On Thursday, the San Diego Metropolitan Transit System (MTS) Board of Directors will host its monthly board meeting to discuss various projects and issues related to the MTS. While most of the meeting agenda appears to be the standard bureaucratic discussions that are most useful as a sleeping aid, there’s something rather nefarious and deeply concerning on the agenda too.
Buried all the way on page 113 of the 286-page report is a proposed pay raise for MTS Chief Executive Officer Paul Jablonski. The proposition states:
“The CEO’s current salary is $390,114 plus contractual fringe benefits. No increase to base salary is proposed for calendar year 2020. The total discretionary bonus awarded for 2019 performance would be $36,000. The proposed compensation package would result in a net increase of the CEO’s compensation package over 2019 of $12,000. Because of increases in MTS’s overall healthcare insurance costs for 2020, the total increased value of the CEO’s 2020 compensation package compared to 2019 would be $13,344.”
This is absurd because Jablonski already has an annual compensation package of $520,145, including an astonishing $117,095 in benefits. Over half a million dollars for a bureaucrat to run a public transportation system that serves a tiny fraction of San Diegans.

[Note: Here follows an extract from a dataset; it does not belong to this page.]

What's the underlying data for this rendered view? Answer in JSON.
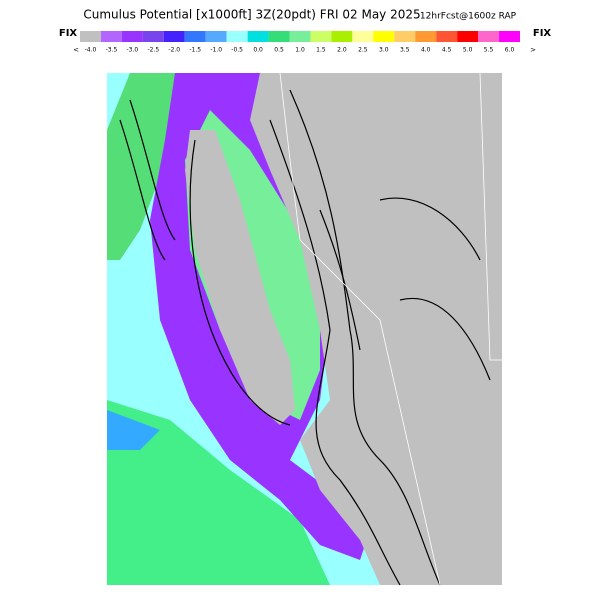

The timing is also notable given that Jablonski was given a $12,556 raise in 2017 along with a $24,000 bonus. These increases corresponded with decreased revenue for MTS as ridership declined for several consecutive years. Although it was recently reported that ridership increased three percent in the second half of 2019, this increase is still over eight percent lower than the ridership peak in 2015.

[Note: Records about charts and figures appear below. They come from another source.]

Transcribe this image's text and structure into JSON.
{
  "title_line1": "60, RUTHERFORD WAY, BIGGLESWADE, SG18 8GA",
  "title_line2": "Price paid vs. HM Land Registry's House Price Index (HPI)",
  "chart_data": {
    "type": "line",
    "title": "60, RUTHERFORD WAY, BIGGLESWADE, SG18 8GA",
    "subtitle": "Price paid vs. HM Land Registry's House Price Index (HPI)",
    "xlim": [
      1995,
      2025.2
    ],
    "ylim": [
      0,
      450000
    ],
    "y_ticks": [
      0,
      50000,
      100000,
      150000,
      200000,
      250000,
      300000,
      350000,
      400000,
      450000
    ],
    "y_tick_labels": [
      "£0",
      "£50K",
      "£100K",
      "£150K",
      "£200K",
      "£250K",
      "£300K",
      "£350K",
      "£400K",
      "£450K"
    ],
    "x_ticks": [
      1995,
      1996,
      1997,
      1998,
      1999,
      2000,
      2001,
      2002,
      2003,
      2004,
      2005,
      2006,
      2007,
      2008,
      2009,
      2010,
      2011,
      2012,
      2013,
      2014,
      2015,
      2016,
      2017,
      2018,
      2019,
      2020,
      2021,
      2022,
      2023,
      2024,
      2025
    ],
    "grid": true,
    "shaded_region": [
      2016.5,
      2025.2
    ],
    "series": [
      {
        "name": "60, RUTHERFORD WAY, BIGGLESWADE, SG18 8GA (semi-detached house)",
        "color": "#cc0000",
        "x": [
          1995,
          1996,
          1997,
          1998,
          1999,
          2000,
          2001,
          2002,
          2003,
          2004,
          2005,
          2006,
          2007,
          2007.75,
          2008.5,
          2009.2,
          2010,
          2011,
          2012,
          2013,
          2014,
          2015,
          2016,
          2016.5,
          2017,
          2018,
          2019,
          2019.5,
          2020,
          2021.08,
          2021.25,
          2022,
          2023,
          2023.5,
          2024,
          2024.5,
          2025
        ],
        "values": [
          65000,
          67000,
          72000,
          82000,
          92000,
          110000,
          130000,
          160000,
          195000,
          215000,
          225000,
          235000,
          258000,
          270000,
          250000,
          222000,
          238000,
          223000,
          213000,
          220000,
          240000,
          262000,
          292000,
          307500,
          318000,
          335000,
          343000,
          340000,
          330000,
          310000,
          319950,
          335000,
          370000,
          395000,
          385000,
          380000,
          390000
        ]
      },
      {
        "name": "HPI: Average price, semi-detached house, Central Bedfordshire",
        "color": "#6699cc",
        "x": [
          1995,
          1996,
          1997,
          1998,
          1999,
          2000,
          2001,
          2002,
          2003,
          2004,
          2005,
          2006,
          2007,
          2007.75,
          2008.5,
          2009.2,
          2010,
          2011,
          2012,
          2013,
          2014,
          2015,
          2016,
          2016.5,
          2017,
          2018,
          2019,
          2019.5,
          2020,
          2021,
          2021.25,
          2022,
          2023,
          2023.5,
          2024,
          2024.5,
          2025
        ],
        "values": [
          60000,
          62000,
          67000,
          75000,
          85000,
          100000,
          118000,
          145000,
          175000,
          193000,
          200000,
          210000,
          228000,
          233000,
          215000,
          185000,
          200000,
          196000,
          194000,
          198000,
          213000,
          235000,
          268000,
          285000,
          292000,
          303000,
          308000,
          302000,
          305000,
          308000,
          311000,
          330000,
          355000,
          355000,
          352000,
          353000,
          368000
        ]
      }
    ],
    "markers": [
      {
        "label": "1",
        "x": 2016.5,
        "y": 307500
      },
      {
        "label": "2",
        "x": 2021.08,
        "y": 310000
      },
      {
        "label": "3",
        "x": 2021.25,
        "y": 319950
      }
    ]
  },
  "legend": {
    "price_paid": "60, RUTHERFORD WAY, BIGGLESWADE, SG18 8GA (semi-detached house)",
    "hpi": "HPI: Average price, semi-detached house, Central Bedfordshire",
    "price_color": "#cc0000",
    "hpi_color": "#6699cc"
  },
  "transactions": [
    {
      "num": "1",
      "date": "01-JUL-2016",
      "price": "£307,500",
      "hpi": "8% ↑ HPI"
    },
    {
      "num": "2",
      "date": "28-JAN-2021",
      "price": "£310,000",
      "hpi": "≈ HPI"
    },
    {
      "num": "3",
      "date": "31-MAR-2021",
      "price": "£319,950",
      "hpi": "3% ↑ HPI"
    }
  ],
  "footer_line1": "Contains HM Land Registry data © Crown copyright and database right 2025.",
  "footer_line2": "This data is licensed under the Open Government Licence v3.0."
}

While technocrats like SANDAG Executive Director Hasan Ikhrata and MTS Board Chairman Nathan Fletcher seek to force lifestyle transformation on San Diegans, more and more goes into the wallets of bureaucrats who are entirely unaccountable to taxpayers. Whether it’s MTS’s $10 million budget deficit, $900,000 “clean energy” buses, or $90 million bike lane expansions, it’s clear that enough taxpayer money has gone down the bureaucratic drain. Rather than accept responsibility and apologize to San Diegans, Nathan Fletcher and the MTS Board will continue to exploit funds to pursue their technocratic dreams.
Photo by Josh Esh
Correction: An earlier version of this story incorrectly said that Jablonski’s $36,000 bonus would be in addition to a $13,344 salary increase.